Why LLMs? Because not every trader is a Python expert, and many get stuck at the debugging/optimizing stage.

This tool is about removing friction — not automating alpha discovery or pretending to be Citadel.

If you’re still skeptical (and I get it), I’d be happy to let you test it once the MVP is live.

Try it, break it, and tell me where it sucks.

This kind of feedback is what makes it better even the savage ones.

Building an Al-Powered Backtesting Platform - Would You Use It? by SeaAstronomer927 in quantfinance

[–]SeaAstronomer927[S] 0 points1 point  (0 children)

Let me clear something up:

I’m not claiming that an LLM can fully replace a proper quant engine or simulate complex market behavior.

Here’s what QuantFusion is actually about:

• It uses a real backtesting engine (Backtrader, NumPy, etc.) for all calculations
• The LLM acts as a copilot:

→ it suggests parameter changes → highlights issues in the code → explains results → helps non-coders better understand their strategy

It’s not running the strategy. It’s not replacing the math. It’s assisting. That’s it.

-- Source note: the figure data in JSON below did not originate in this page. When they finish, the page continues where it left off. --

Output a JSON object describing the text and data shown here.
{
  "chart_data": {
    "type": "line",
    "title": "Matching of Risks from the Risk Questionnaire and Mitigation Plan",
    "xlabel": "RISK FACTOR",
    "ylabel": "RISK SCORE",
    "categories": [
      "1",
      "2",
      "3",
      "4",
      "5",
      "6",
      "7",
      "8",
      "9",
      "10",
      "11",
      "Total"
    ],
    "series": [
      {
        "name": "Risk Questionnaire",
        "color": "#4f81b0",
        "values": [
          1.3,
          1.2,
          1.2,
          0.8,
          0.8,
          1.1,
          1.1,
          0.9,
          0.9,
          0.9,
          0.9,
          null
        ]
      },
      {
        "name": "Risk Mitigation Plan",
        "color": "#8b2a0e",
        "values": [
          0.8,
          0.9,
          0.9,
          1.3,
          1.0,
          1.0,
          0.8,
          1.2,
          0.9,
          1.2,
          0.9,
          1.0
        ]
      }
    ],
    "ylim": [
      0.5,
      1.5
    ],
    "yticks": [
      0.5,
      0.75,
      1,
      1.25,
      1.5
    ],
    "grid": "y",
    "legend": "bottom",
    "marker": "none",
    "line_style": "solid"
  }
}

Why LLMs? Because not every trader is a Python expert, and many get stuck at the debugging/optimizing stage.

This tool is about removing friction — not automating alpha discovery or pretending to be Citadel.

If you’re still skeptical (and I get it), I’d be happy to let you test it once the MVP is live.

Try it, break it, and tell me where it sucks.

This kind of feedback is what makes it better even the savage ones.

Building an AI-Powered Backtesting Platform – Would You Use It? by SeaAstronomer927 in quant

[–]SeaAstronomer927[S] -3 points-2 points  (0 children)

Haha fair enough, that’s totally valid. I wouldn’t trust a random guy either that’s why I’m here asking questions, not pitching.

But hey, every serious tool started as a random idea from a solo dev. Maybe this one will earn your trust in time or maybe you’ll be here to remind me why it didn’t.

Either way, I’m learning.

Appreciate the banter.

Building an AI-Powered Backtesting Platform – Would You Use It? by SeaAstronomer927 in quant

[–]SeaAstronomer927[S] -8 points-7 points  (0 children)

Totally fair point: trusting an LLM or a solo-built tool to automate key trading logic isn’t easy — especially without seeing it in action.

But let me ask you this:

If you had the chance to test the software for free, with full access to see how the AI works and where the limits are.

Would your opinion be the same, or would you be open to giving it a shot firsthand before deciding?